Unfortunately and almost tragically, the FCC estimates "at least" 23,621 calls to 911 failed during T-Mobile's nationwide June 15 outage. That's certainly an anxiety-inducing number, but for what it's worth, no public comments were received indicating any individual experienced physical harm "as a direct result of this outage."
On the not so bright side of things, the Public Safety and Homeland Security Bureau did receive plenty of comments from people who incurred financial losses due to not being able to fulfill their regular job duties, failing to connect with business partners and clients, or arriving late to work as they were unable to use ride-sharing services as they would normally do.

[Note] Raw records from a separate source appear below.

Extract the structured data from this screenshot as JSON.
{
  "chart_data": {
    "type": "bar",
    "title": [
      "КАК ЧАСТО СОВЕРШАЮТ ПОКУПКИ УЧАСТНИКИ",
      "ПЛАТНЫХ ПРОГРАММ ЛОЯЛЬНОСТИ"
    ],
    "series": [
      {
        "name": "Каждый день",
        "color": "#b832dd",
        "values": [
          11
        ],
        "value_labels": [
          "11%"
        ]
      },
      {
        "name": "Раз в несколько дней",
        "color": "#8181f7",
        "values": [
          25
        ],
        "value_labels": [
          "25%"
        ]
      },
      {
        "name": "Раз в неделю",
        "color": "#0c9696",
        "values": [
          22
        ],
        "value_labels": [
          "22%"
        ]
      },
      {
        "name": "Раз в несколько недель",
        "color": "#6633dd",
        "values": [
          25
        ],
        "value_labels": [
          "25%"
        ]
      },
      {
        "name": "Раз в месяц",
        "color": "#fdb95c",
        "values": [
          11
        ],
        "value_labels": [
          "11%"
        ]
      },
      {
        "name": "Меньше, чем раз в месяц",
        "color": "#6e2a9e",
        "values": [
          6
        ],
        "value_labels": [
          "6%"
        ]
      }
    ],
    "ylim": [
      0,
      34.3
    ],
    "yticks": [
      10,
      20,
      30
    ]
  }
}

Other people complained, either on social media or directly to the FCC, of missing job opportunities by not being able to attend previously scheduled phone interviews or being late to file for unemployment as a result of T-Mobile
In case you're wondering, said ineptitude manifested itself on a number of different levels, starting with the equipment failure that initially brought T-Mobile's network to its knees, continuing with a network routing misconfiguration that "exacerbated" the original problem, and culminating with a network software flaw that had been latent for months, magnifying the outage as it interfered with customers' ability to initiate or receive voice calls during the aforementioned fateful 12 hours or so.